Method Article

Спецификация конечного мозга глутаматергической нейронов из стволовых клеток человека плюрипотентных

DOI:

10.3791/50321

April 14th, 2013

In This Article

Summary

Loading...
$$\rightleftharpoonup{xx}$$ $$\longleftharp{xx}$$, $$\longrightharp{xx}$$,

Эта процедура дает конечного мозга нейронов, проходя через контрольно-пропускные пункты, аналогичные тем, которые наблюдались во время развития человеческого потенциала. Ячейки могут спонтанно дифференцироваться, подвергаются воздействию факторов, которые толкают их к нейронной линии, изолированы, и высевали на покровные, чтобы обеспечить дифференциацию терминала и созревания.

Abstract

Loading...
$$\rightleftharpoonup{xx}$$ $$\longleftharp{xx}$$, $$\longrightharp{xx}$$,

Здесь, поэтапная процедура для эффективной генерации конечного мозга глутаматергической нейронов от человека плюрипотентных стволовых клеток (ЭСК) было описано. Дифференциация процесс инициируется нарушение человеческих ЭСК в сгустки которые округлить до образуют агрегаты, когда клетки помещают в суспензию культуры. Агрегаты затем выращиваются в чЭСК среды от 1-4 дней, чтобы обеспечить спонтанной дифференцировки. За это время клетки имеют потенциал, чтобы стать любой из трех зародышевых листков. С 5-8 дней, клетки помещаются в нейронной среде индукции, чтобы подтолкнуть их в нервные линии. Около 8-й день, клетки позволили прикрепить на 6-луночные планшеты и дифференцироваться во время которого нейроэпителиальных формы клеток. Эти нейроэпителиальных клетки могут быть выделены на 17-й день.

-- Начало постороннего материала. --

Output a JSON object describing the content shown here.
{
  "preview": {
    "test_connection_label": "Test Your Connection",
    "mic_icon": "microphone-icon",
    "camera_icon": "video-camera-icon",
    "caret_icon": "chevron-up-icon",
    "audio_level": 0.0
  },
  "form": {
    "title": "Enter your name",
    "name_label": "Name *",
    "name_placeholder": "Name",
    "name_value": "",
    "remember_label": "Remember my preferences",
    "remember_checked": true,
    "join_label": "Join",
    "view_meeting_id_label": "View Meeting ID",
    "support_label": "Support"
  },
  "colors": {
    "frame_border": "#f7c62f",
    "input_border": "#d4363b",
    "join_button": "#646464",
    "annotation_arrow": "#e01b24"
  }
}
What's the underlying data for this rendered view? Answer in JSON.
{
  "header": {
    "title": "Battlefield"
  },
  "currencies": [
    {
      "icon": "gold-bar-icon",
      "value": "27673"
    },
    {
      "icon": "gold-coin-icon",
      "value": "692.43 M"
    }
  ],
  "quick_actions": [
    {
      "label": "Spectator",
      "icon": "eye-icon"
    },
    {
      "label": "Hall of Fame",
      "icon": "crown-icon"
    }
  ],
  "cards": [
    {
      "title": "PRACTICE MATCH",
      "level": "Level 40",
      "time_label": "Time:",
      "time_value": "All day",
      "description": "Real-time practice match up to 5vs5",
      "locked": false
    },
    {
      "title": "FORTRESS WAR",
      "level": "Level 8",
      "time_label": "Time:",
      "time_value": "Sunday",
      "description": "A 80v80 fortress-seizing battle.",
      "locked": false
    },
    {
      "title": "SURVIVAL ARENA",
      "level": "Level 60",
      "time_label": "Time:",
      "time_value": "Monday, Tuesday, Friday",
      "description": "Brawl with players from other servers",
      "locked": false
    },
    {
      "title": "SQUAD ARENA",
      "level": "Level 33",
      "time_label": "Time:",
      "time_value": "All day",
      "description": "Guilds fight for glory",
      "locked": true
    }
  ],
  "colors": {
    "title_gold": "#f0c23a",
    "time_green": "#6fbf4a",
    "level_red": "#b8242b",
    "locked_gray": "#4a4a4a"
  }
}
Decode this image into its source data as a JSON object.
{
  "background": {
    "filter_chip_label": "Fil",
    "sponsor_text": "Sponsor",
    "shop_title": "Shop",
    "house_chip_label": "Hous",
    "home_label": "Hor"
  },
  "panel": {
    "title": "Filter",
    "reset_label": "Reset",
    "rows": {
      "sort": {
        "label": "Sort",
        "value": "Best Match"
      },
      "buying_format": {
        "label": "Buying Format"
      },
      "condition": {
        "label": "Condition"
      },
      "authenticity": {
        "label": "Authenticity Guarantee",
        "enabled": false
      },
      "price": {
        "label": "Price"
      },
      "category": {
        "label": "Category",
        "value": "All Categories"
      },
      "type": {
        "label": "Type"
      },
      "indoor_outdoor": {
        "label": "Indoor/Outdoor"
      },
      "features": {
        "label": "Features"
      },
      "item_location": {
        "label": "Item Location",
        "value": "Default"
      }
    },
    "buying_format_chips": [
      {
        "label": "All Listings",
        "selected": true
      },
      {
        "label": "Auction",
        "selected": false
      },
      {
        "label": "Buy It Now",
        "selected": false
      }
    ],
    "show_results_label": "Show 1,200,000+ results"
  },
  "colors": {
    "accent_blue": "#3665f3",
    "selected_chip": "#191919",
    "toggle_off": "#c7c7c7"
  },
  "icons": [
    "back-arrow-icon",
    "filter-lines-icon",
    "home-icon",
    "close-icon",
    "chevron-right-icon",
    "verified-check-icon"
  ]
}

Клетки могут быть как нейросферы, пока они не будут готовы к высевали на покровные. Использование щелочной среде без caudalizing факторов, нейроэпителиальных клетки specifieD на конечного мозга предшественников, которые затем могут быть дифференцированы в дальнейшем спинного конечного мозга предшественников и глутаматергической нейронов эффективно. В целом, наша система предоставляет инструмент для создания человека глутаматергической нейронов для исследователей к изучению развития этих нейронов и болезни, которые затрагивают их интересы.

Introduction

Loading...
$$\rightleftharpoonup{xx}$$ $$\longleftharp{xx}$$, $$\longrightharp{xx}$$,

Человека плюрипотентных стволовых клеток (ЭСК), в том числе и человеческие эмбриональные стволовые клетки (ЭСК) и индуцированных плюрипотентных стволовых клеток (ИПСК), обладают способностью генерировать каждый тип клеток в организме, в том числе нейронов 1-3. Направленной дифференцировки нейронов различных подтипов из человеческих ЭСК является ключом для применения этих клеток в регенеративной медицине. Поколения функциональных нейронов подтипы в процессе развития представляет собой сложный процесс, включающий индукции нейронной линии, спецификации региональных предшественников по ростро-каудальной оси и дифференциация постмитотические типов нейронов из о....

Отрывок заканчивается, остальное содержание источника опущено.